View Full Version : Rapturous applause... Justified?
Two very different prom audiences erupt into rapturous applause at the end of two very different performances. Charles Groves,in 1969, with John Ogden and Jeanne Loriot soloing, conducts the BBCSO in Messiaen's Turangalila before a rapt audience, the engineers having created a crystal-clear sound stage. About a year earlier, James Loughran conducts the same orchestra in Tchaikovsky's Fifth Symphony. This time the sound is warm and the audience adds a soft broad-band background (and one or two loud coughs). You can hear both on my web-site www.cliveheathmusic.co.uk and you can judge whether the Saturday night audience for the Tchaikovsky enjoyed as powerful an experience as the Wednesday night audience for the Messiaen. I think they did, but then I am a Loughran fan. Apologies if you have read this elsewhere, I am hoping that you all wont mind a little bit of trumpet blowing.
Thank you for this post and I for one dont mind at all. Thank you for introducing me to your website which I will peruse over the coming days, I am sure with great interest. Sir Charles Groves and James Loughran are two conductors I have admired over many years. Turangalila is a particular favourite of mine and I do not know Sir Charles' performance.
I am a Loughran fan. Apologies if you have read this elsewhere, I am hoping that you all wont mind a little bit of trumpet blowing.
I've always felt that 'sweaty Jimmy' was a very under-rated conductor whose Brahms symphonies on CFP with the Halle yield to no man IMHO.
Oh wow! How well I remember that Groves directed performance of Turangalîla-Symphonie.

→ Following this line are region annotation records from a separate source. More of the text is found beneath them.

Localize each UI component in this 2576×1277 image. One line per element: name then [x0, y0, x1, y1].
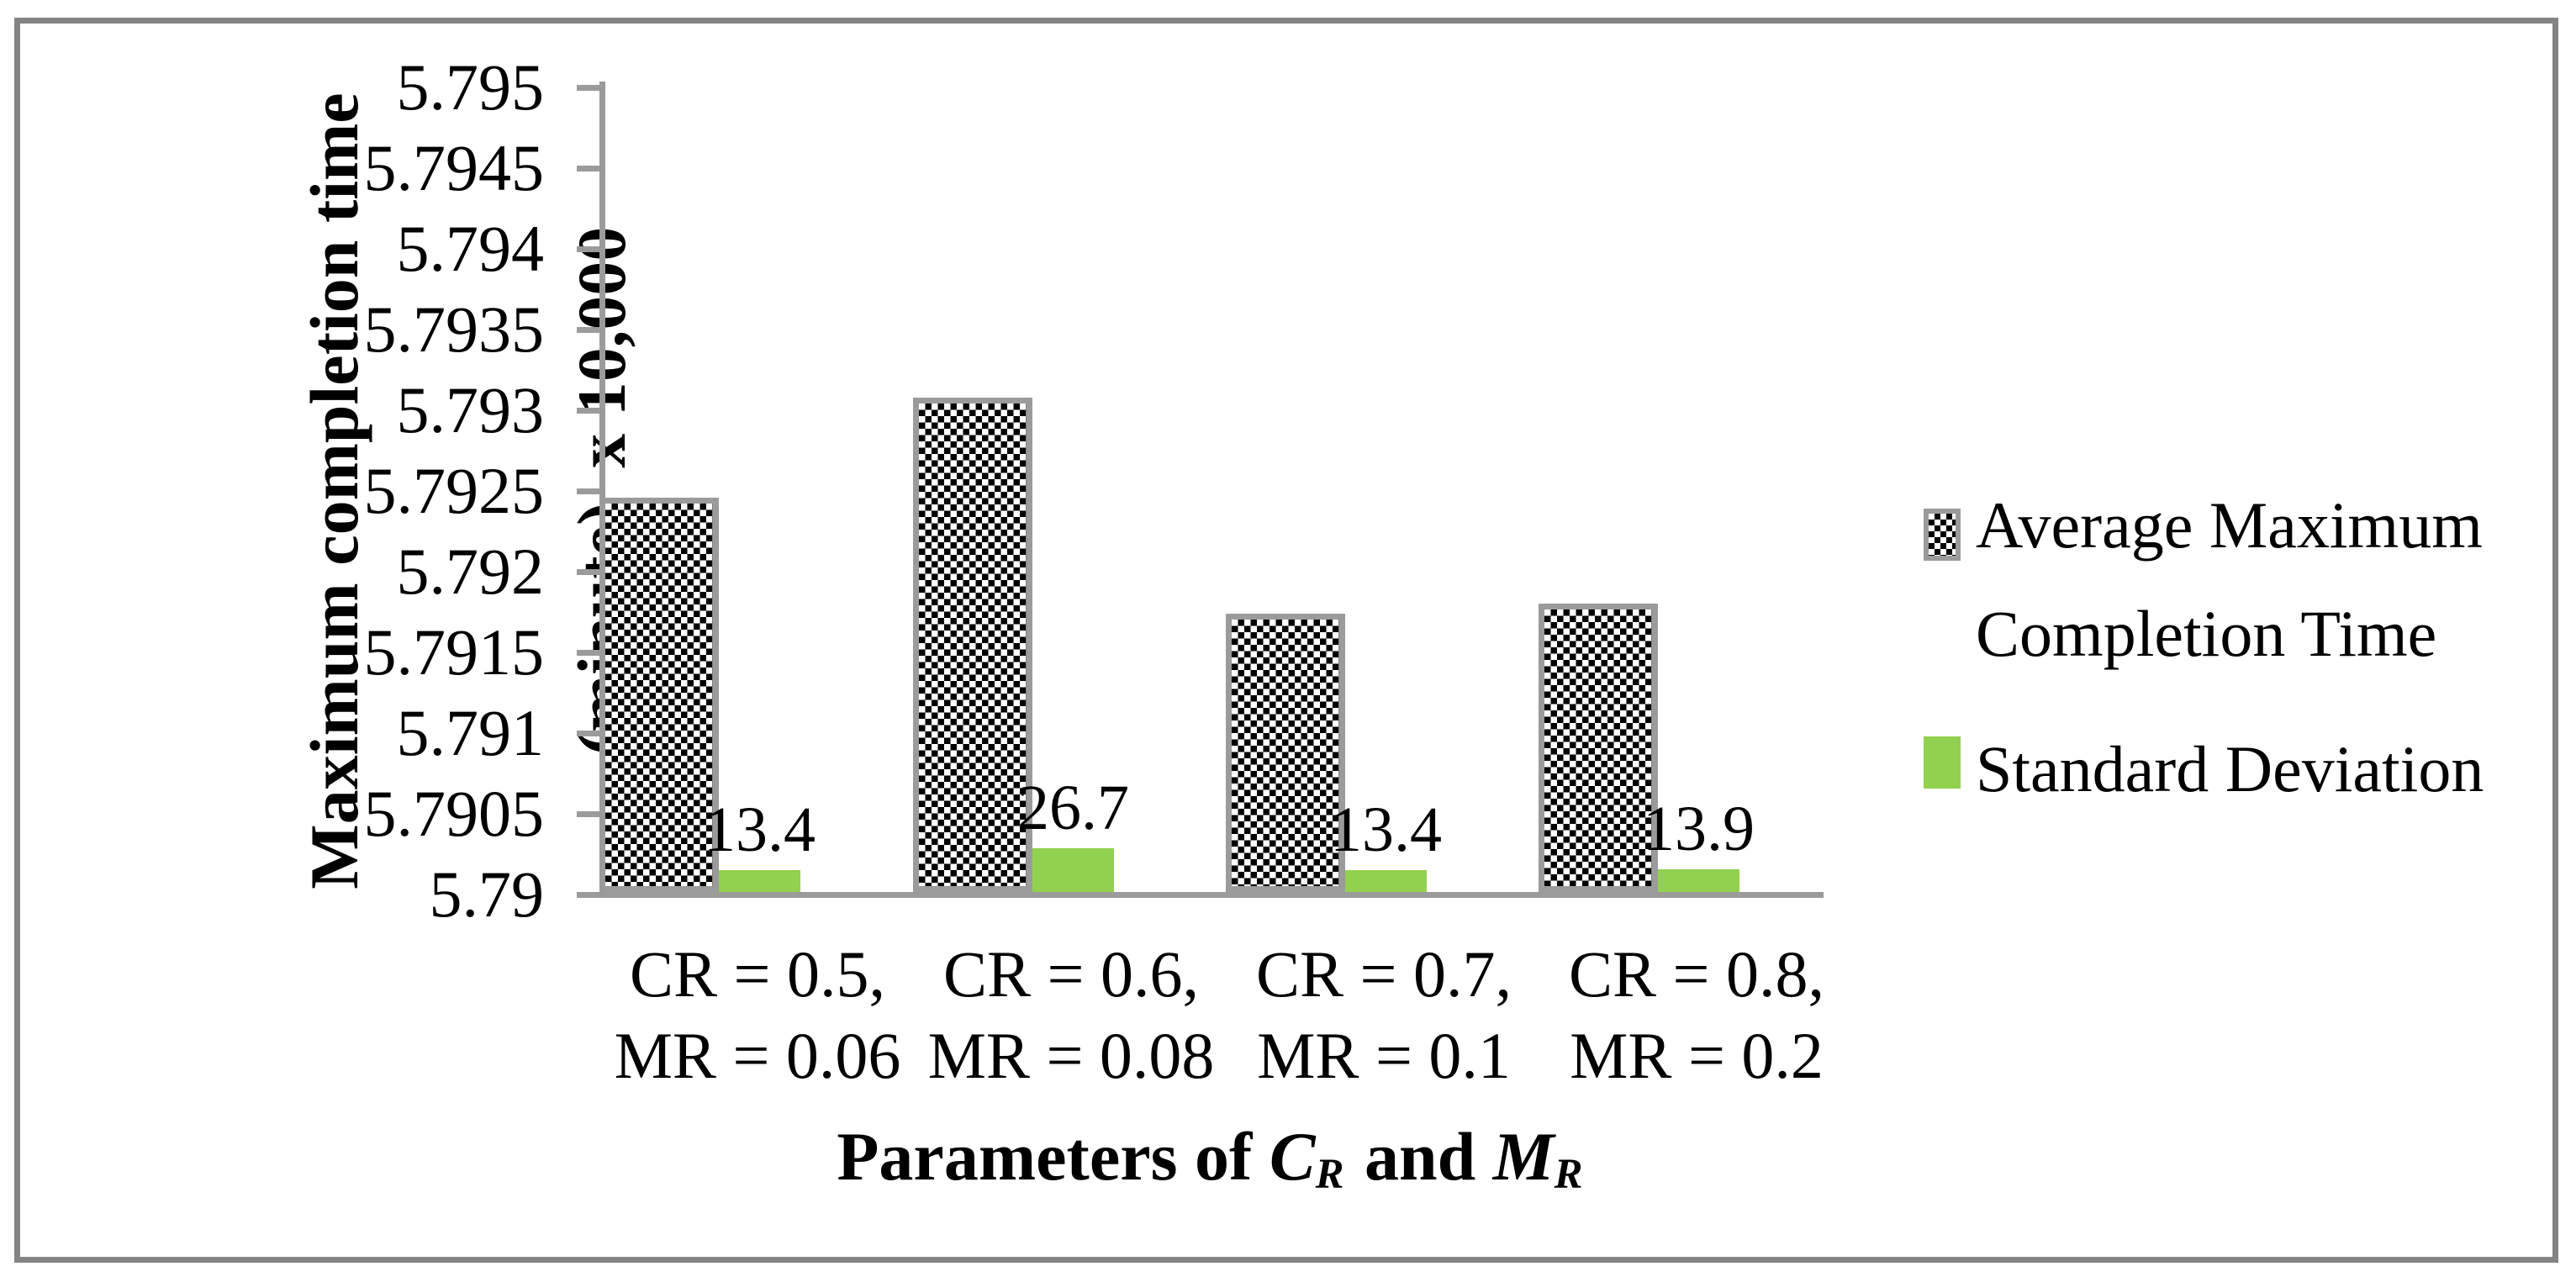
bar-average-maximum-completion-time — [599, 498, 719, 892]
y-axis-tick-label: 5.795 — [396, 50, 545, 124]
checker-pattern-swatch-icon — [1924, 509, 1961, 561]
legend-label-average-maximum-completion-time: Average Maximum Completion Time — [1976, 488, 2483, 670]
y-axis-tick-label: 5.79 — [429, 857, 545, 931]
y-axis-tick-label: 5.7935 — [363, 293, 545, 366]
category-label-line2: MR = 0.08 — [927, 1019, 1215, 1092]
y-axis-tick — [577, 408, 599, 414]
category-label: CR = 0.7, MR = 0.1 — [1207, 933, 1560, 1096]
bar-standard-deviation — [1658, 869, 1739, 892]
bar-average-maximum-completion-time — [913, 398, 1032, 892]
category-label-line1: CR = 0.5, — [629, 937, 886, 1011]
category-label-line1: CR = 0.6, — [942, 937, 1200, 1011]
y-axis-tick — [577, 327, 599, 333]
y-axis-tick-label: 5.7925 — [363, 454, 545, 527]
category-label-line2: MR = 0.06 — [614, 1019, 901, 1092]
y-axis-tick-label: 5.7905 — [363, 777, 545, 850]
bar-average-maximum-completion-time — [1539, 604, 1658, 892]
green-swatch-icon — [1924, 736, 1961, 789]
x-axis-title-sub-r2: R — [1554, 1150, 1583, 1198]
y-axis-tick-label: 5.793 — [396, 373, 545, 446]
y-axis-tick — [577, 892, 599, 898]
y-axis-tick — [577, 488, 599, 494]
y-axis-tick — [577, 569, 599, 575]
legend-item-standard-deviation: Standard Deviation — [1924, 715, 2546, 823]
x-axis-line — [599, 892, 1824, 898]
x-axis-title-var-c: C — [1269, 1118, 1316, 1195]
y-axis-tick — [577, 246, 599, 252]
data-label-standard-deviation: 13.4 — [1330, 794, 1442, 865]
data-label-standard-deviation: 13.4 — [704, 794, 816, 865]
data-label-standard-deviation: 26.7 — [1017, 773, 1129, 843]
bar-standard-deviation — [1345, 870, 1427, 892]
y-axis-tick-label: 5.791 — [396, 696, 545, 769]
category-label-line2: MR = 0.2 — [1570, 1019, 1824, 1092]
y-axis-tick-label: 5.7945 — [363, 131, 545, 204]
data-label-standard-deviation: 13.9 — [1643, 794, 1755, 864]
category-label-line1: CR = 0.8, — [1568, 937, 1825, 1011]
x-axis-title-var-m: M — [1492, 1118, 1555, 1195]
x-axis-title-text: Parameters of — [837, 1118, 1270, 1195]
legend-label-standard-deviation: Standard Deviation — [1976, 732, 2484, 805]
figure-border-frame — [14, 18, 2558, 1263]
y-axis-tick-label: 5.792 — [396, 535, 545, 608]
x-axis-title-and: and — [1347, 1118, 1493, 1195]
legend: Average Maximum Completion Time Standard… — [1924, 471, 2546, 823]
y-axis-tick — [577, 650, 599, 656]
x-axis-title: Parameters of CR and MR — [791, 1115, 1632, 1207]
category-label: CR = 0.6, MR = 0.08 — [895, 933, 1248, 1096]
bar-standard-deviation — [719, 870, 800, 892]
y-axis-line — [599, 82, 605, 898]
category-label-line1: CR = 0.7, — [1255, 937, 1512, 1011]
bar-standard-deviation — [1032, 848, 1114, 892]
bar-average-maximum-completion-time — [1226, 614, 1345, 892]
legend-item-average-maximum-completion-time: Average Maximum Completion Time — [1924, 471, 2546, 688]
y-axis-tick — [577, 731, 599, 736]
y-axis-tick — [577, 166, 599, 171]
y-axis-tick-label: 5.794 — [396, 212, 545, 285]
category-label: CR = 0.8, MR = 0.2 — [1520, 933, 1873, 1096]
y-axis-tick — [577, 85, 599, 91]
x-axis-title-sub-r1: R — [1315, 1150, 1344, 1198]
category-label: CR = 0.5, MR = 0.06 — [581, 933, 934, 1096]
category-label-line2: MR = 0.1 — [1257, 1019, 1511, 1092]
y-axis-tick — [577, 811, 599, 817]
y-axis-tick-label: 5.7915 — [363, 615, 545, 689]
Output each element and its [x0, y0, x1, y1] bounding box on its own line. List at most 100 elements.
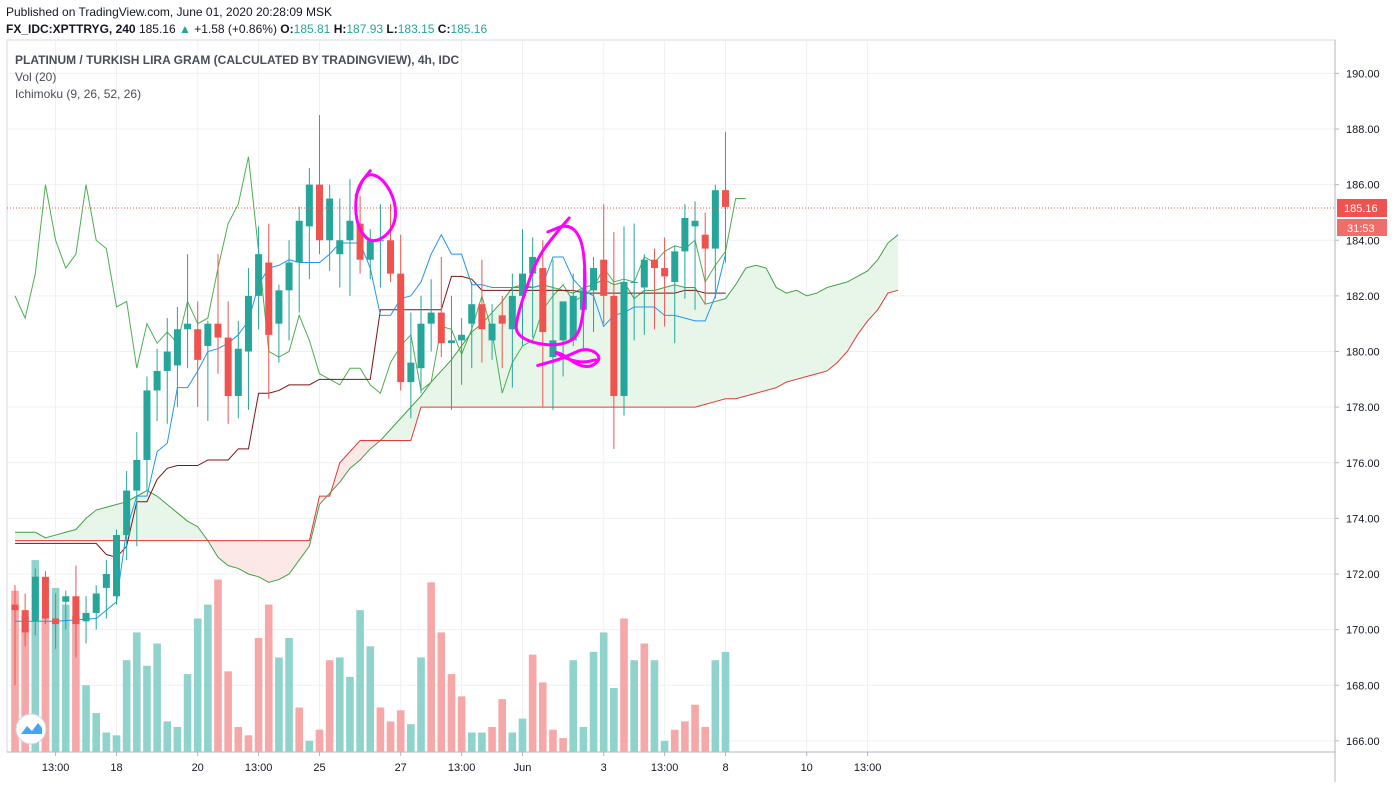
volume-bar [559, 738, 567, 752]
volume-bar [285, 637, 293, 752]
candle-body [650, 259, 658, 269]
candle [336, 198, 344, 288]
volume-bar [72, 615, 80, 752]
candle [234, 320, 242, 419]
volume-bar [41, 615, 50, 752]
kijun-sen-line [15, 275, 726, 558]
candle [326, 184, 334, 271]
candle [346, 179, 354, 296]
candle [447, 295, 455, 410]
candle-body [133, 459, 141, 491]
volume-bar [163, 721, 172, 752]
candle-body [224, 337, 232, 396]
candle [244, 268, 252, 410]
y-tick-label: 182.00 [1346, 291, 1380, 303]
candle-body [437, 312, 445, 344]
candle-body [468, 304, 476, 324]
candle [397, 234, 405, 391]
candle [640, 254, 648, 335]
last-value: 185.16 [138, 22, 176, 36]
y-tick-label: 176.00 [1346, 458, 1380, 470]
open-value: 185.81 [293, 22, 331, 36]
candle [508, 273, 516, 388]
candle-body [305, 184, 313, 227]
candle-body [244, 295, 252, 352]
x-tick-label: 13:00 [42, 762, 70, 774]
volume-legend[interactable]: Vol (20) [15, 70, 57, 84]
x-tick-label: 13:00 [448, 762, 476, 774]
logo-circle [15, 713, 47, 745]
volume-bar [498, 699, 506, 752]
x-tick-label: 13:00 [245, 762, 273, 774]
candle-body [671, 251, 679, 282]
volume-bar [630, 660, 638, 752]
volume-bar [447, 674, 456, 752]
y-tick-label: 186.00 [1346, 180, 1380, 192]
candle-body [102, 574, 110, 588]
candle-body [113, 535, 120, 597]
candle [559, 301, 567, 377]
volume-bar [102, 732, 111, 752]
volume-bar [204, 604, 212, 752]
volume-bar [457, 696, 466, 752]
x-tick-label: 20 [192, 762, 204, 774]
candle [316, 115, 323, 255]
candle-body [184, 323, 192, 330]
candle [427, 279, 435, 352]
candle [123, 471, 131, 561]
volume-bar [264, 604, 273, 752]
candle [356, 195, 364, 274]
volume-bar [407, 724, 415, 752]
volume-bar [153, 643, 161, 752]
published-text: Published on TradingView.com, June 01, 2… [6, 5, 332, 19]
candle [529, 237, 537, 338]
candle [265, 223, 273, 399]
volume-bar [467, 732, 476, 752]
volume-bar [640, 643, 649, 752]
candle [11, 585, 19, 686]
y-tick-label: 170.00 [1346, 625, 1380, 637]
volume-bar [224, 671, 232, 752]
y-tick-label: 178.00 [1346, 402, 1380, 414]
candle-body [610, 295, 618, 396]
volume-bar [610, 688, 618, 752]
candle [62, 590, 70, 630]
candle-body [143, 390, 151, 460]
ichimoku-cloud [15, 234, 899, 583]
candle [41, 571, 49, 625]
candle-body [569, 295, 577, 341]
candle [214, 254, 222, 374]
candle [630, 223, 638, 341]
high-value: 187.93 [346, 22, 384, 36]
candle [722, 131, 729, 263]
volume-bar [143, 665, 151, 752]
x-axis: 13:00 18 20 13:00 25 27 13:00 Jun 3 13:00 8 10 13:00 [7, 751, 1335, 774]
last-price-tag [1337, 198, 1387, 217]
cloud-bearish [207, 496, 328, 583]
candle-body [285, 262, 293, 291]
candle-body [153, 370, 161, 391]
hand-annotations [354, 169, 601, 369]
volume-bar [234, 726, 243, 752]
volume-bar [417, 657, 425, 752]
volume-bar [254, 637, 263, 752]
volume-bar [518, 718, 527, 752]
annotation-number-20 [536, 348, 601, 369]
volume-bar [549, 729, 557, 752]
candle [204, 320, 212, 422]
candle [72, 565, 80, 658]
candle-body [346, 220, 354, 241]
volume-bar [51, 587, 60, 752]
x-tick-label: 18 [110, 762, 122, 774]
candle-body [539, 268, 547, 333]
candle [488, 304, 496, 360]
candle-body [316, 184, 323, 241]
cloud-bullish [380, 234, 899, 441]
candle-body [326, 198, 334, 241]
candle-body [123, 490, 131, 536]
volume-bar [315, 729, 324, 752]
candle-body [214, 323, 222, 338]
candle-body [275, 290, 283, 324]
ichimoku-legend[interactable]: Ichimoku (9, 26, 52, 26) [15, 87, 142, 101]
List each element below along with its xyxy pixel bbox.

I also attended the morning rehearsals. So very good to be able to hear it again.
01 - 00:00'07" to 00:06'27"
02 - 00:06'45" to 00:14'27"
03 - 00:14'38" to 00:19'29"
04 - 00:19'36" to 00:29'31"
05 - 00:29'40" to 00:36'02"
06 - 00:36'16" to 00:45'38"
07 - 00:45'48" to 00:49'38"
08 - 00:49'48" to 01:01'05"
09 - 01:01'07" to 01:06'10"
10 - 01:06'19" to 01:13'43"
ap - 01:13'43" to 01:15'00"
Firstly, thank you so much for the Charles Groves Prom. I shall certainly relive the Loughran soon.
I remember that Turangalila so well. The same forces had given it earlier at the Festival Hall whilst Sir Charles Groves, John Ogden and Jeanne Loriot had performed it with the BBCNSO in Manchester a couple of years earlier. I heard the Manchester one on the radio and the two London ones live. The Manchester performance was frenetic, Groves very nervous and seeming to want to get it over with. It was clear he loved the work but was so fast. The next performance saw him relax a little and the Prom one was one of the finest I have ever heard: I would guess some ten minutes longer than the Manchester one. Hugh Bean led the BBCSO like one possessed.
But Chris, he was not that fast at all. It's just that some other conductors started to apply the brakes. Check out the available recordings of early performances:
Désorormière (1950 - first European performance) 63'48", Rosbaud (1951) 69'52", and the first studio recording, a decade later, Le Roux (1961) 75'37".
At the risk of sounding pedantic, "Ogdon", please!...
A fair correction in this instance, I think, ahinton. It's all too easily catching. I found myself typing "Ogden" shortly after reading the initial message. I knew it was Ogdon, but ...
Thanks, Bryn, for the timings, now in place, and to fellow pedant, ahinton. "Loriod" and "martenot" also needed correcting! Works in progress, Death and the Maiden from the Busch Quartet and Haitinks Prom of Mahler 9 .
Clive, like several other posters, I'm incredibly thrilled to hear this Turangalila again - I was all of 13 in 1969 and remember listening to it at my grandad's house on his (then) rather wonderful radiogram. It was such an exciting experience then and re-hearing it now, Groves does the piece really well. He also gave it in Liverpool a few times (Messiaen was present for at least one of those performances) so I think must have been fond of it. Thank you so much!
I too was very impressed with this Turangalila and was wondering where I could find other historic classic recordings from the proms.